DAI continues to receive USAID funds for projects in both Iraq and Afghanistan.
The Louis Berger Group isn't free from controversy either. It
is one of the contractors of the 300-million-dollar power plant project
in Afghanistan that has been plagued by delays and allegations of
impropriety.
The plant is part of the 1.4-billion-dollar project awarded to
Louis Berger Group, Inc. and Black & Veatch Joint Venture through
2011 to improve road, power generation capacity and power transmission
networks across Afghanistan.
A Louis Berger committee member, who is a former member of the
Australian army, was jailed in the United States for his involvement in
a 900,000-dollar Afghanistan security contract kickback case this
month, the Sydney Morning Herald reported on Feb. 6. Scott Anthony
Walker was a coordinator for the 1.4-billion-dollar infrastructure
project.
Officials have criticised implementation of aid through
contractors for years.
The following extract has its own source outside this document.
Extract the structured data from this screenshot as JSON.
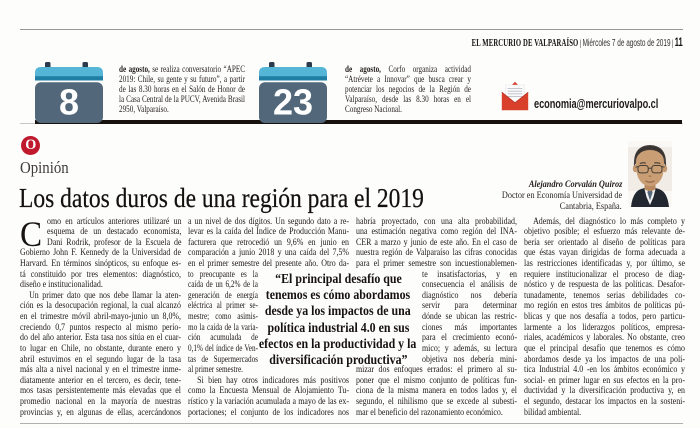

A CorpWatch report quoted Jean Mazurelle, the
World Bank director in Kabul, saying that 35 to 40 percent of all
international aid sent to Afghanistan is "badly spent".
Mazurelle told Agence France Press in 2005: "In Afghanistan
the wastage of aid is sky-high: there is real looting going on, mainly
by private enterprises. It is a scandal. In 30 years of my career, I
have never seen anything like it."
International development is a burgeoning industry that has attracted
major defence and security contractors as the United States continues
to pour money into foreign assistance.
In 2009, L-3, the sixth largest U.S. defence contractor, bought
International Resources Group. The Washington D.C.-based group provides
management services to USAID, the World Bank, Asian Development Bank,
Inter-American Development Bank and the United Nations, among others.
In January, DynCorp, a private military contractor, announced that it
had acquired Casals and Associates, an international development and
strategic communications firm.
Casals' clients include EPA, UNDP, USAID, the Defence
Department, Department of Energy, HUD, and Department of Health and
Human Services, besides other federal government departments and
private companies, including Ernest and Young.